On donne la parole au conférencier, Tiégo Tiemtoré, une figure bien connue de la communauté musulmane, partisan d’un islam qui s’appuie sur les dogmes tout en épousant les valeurs républicaines.

Que doit faire le musulman pour être utile à sa communauté et au Burkina ?, interroge d’emblée le conférencier. La réponse à cette question passe par trois préalables :
 Définir l’identité du musulman. Qui est-il ? Question éminemment métaphysique.
 Identifier les clés du vivre-ensemble
 Enoncer les défis du vivre-ensemble
Pour l’imam Tiemtoré, être musulman, c’est avoir un contrat avec le créateur qui vous impose des obligations et des devoirs. C’est le rapport vertical qui lie le croyant au créateur et c’est aussi le rapport horizontal qui le lie aux autres créatures.
Etre musulman, c’est aussi avoir une certaine éducation, remplir des obligations dont les cinq piliers de l’islam. L’objectif de la religion, dit-il, ce n’est pas de faire de l’homme un ange, mais l’amener à préférer tout aux hommes. Dans la prière, les différences sociales s’effacent, toutes les couleurs sont sur le même pied d’égalité. Le riche côtoie le pauvre, le gouverneur est sur la même rangée que le gouverné. Par la prière, le musulman riche apprend qu’il y a plus riche que lui. Dieu ! Ce n’est pas tout. Etre musulman, c’est être propre. Les ablutions avant la prière visent à laver le corps des impuretés, mais la vraie propreté, c’est celle qui est interne au croyant, la pureté dans sa relation au créateur. Le musulman, c’est celui qui éprouve les duretés de la vie, la faim par exemple. Souffrir, c’est une éducation à accepter l’altérité et la subjectivité. Seul, tu n’es rien. La complétude de l’individu suppose la reconnaissance d’autrui en tant qu’entité autonome. La Zakat recommandée au croyant musulman est une école de partage et de solidarité. « Si tu es milliardaire, explique le conférencier, sois solidaire parce qu’en réalité, c’est Dieu qui fait le bien à travers toi ».
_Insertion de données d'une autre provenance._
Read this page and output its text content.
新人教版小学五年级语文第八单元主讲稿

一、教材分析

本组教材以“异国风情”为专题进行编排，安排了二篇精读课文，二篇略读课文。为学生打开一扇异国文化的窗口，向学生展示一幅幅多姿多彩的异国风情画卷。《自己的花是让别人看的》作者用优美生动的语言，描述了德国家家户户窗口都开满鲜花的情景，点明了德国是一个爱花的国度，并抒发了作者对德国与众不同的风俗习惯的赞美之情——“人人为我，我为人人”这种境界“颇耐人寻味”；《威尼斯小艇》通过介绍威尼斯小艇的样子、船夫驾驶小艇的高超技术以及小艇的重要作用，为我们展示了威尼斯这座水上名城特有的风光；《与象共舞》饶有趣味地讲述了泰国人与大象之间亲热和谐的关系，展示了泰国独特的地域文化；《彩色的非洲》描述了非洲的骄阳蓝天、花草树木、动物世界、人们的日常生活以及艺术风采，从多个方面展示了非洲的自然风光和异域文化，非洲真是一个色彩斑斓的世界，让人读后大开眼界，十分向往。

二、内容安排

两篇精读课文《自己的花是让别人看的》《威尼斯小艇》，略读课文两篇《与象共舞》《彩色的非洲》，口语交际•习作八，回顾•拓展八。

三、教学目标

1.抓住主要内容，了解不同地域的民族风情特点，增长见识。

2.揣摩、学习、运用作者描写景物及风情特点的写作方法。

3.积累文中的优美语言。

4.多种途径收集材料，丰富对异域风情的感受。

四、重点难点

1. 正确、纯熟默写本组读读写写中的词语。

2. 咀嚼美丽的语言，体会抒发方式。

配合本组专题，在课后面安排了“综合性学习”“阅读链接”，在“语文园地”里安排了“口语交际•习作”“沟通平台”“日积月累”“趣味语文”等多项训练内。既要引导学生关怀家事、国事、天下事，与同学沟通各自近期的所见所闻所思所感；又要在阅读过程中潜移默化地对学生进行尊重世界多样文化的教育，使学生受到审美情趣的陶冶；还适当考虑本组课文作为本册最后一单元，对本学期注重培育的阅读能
Par le Hadj, le musulman effectue un retour à l’unicité de Dieu et il doit transmettre les vertus et les valeurs qu’il incarne. Dans la vie quotidienne et professionnelle, le musulman doit être un bâtisseur, il mène un combat à partir du poste qu’il occupe. « Le tailleur musulman ne donne pas de faux rendez-vous aux clients », martèle l’imam Tiemtoré, parce que « son lieu de travail est une mosquée où il doit accomplir correctement ses tâches », bien traiter les dossiers sans avoir besoin d’être contrôlé. Pour le conférencier, le musulman ne doit pas arriver en retard au bureau, ne pas travailler pas et repartir avant l’heure ». Eclats de rires dans la salle !
Voilà pour ce qui est du contour de l’identité musulmane. Reste que pour qu’il contribue à l’avènement d’un Burkina tolérant, solidaire et prospère, il lui faut les clés du vivre ensemble. La Zakat par excellence en est une. « Aider les nécessiteux, travailler à réduire les inégalités sociales, développer la solidarité nationale, tout cela permet au corps social de respirer, à l’image du sang qui circule normalement dans un corps saint ». Le conférencier cite les hôpitaux Saint-Camille et Schiphra, des œuvres sociales des chrétiens qui doivent inspirer les musulmans. « Concurrencez-vous dans le bien », exhorte-t-il.
L’autre clé du musulman réside dans ce qu’il appelle le devoir présence, s’occuper des gens sans se soucier de leur foi comme le prescrit la Charte de Médine depuis le 7è siècle, quand le prophète a réconcilié les Juifs et les chrétiens. « Le bon musulman n’insulte pas les autres sur sa radio ou sa télévision », insiste le conférencier, allusion à l’actualité récente quand des propos haineux ont été proférés par des musulmans contre des Burkinabè. « Honorer les créatures, c’est honorer le créateur. Respecte tous ceux qui vivent avec toi et ne les juge pas. Laisse ça à Dieu. Ne contrains pas les autres à adopter ta religion et ne fais la bagarre ni dans la mosquée, ni hors de la mosquée », insiste le conférencier.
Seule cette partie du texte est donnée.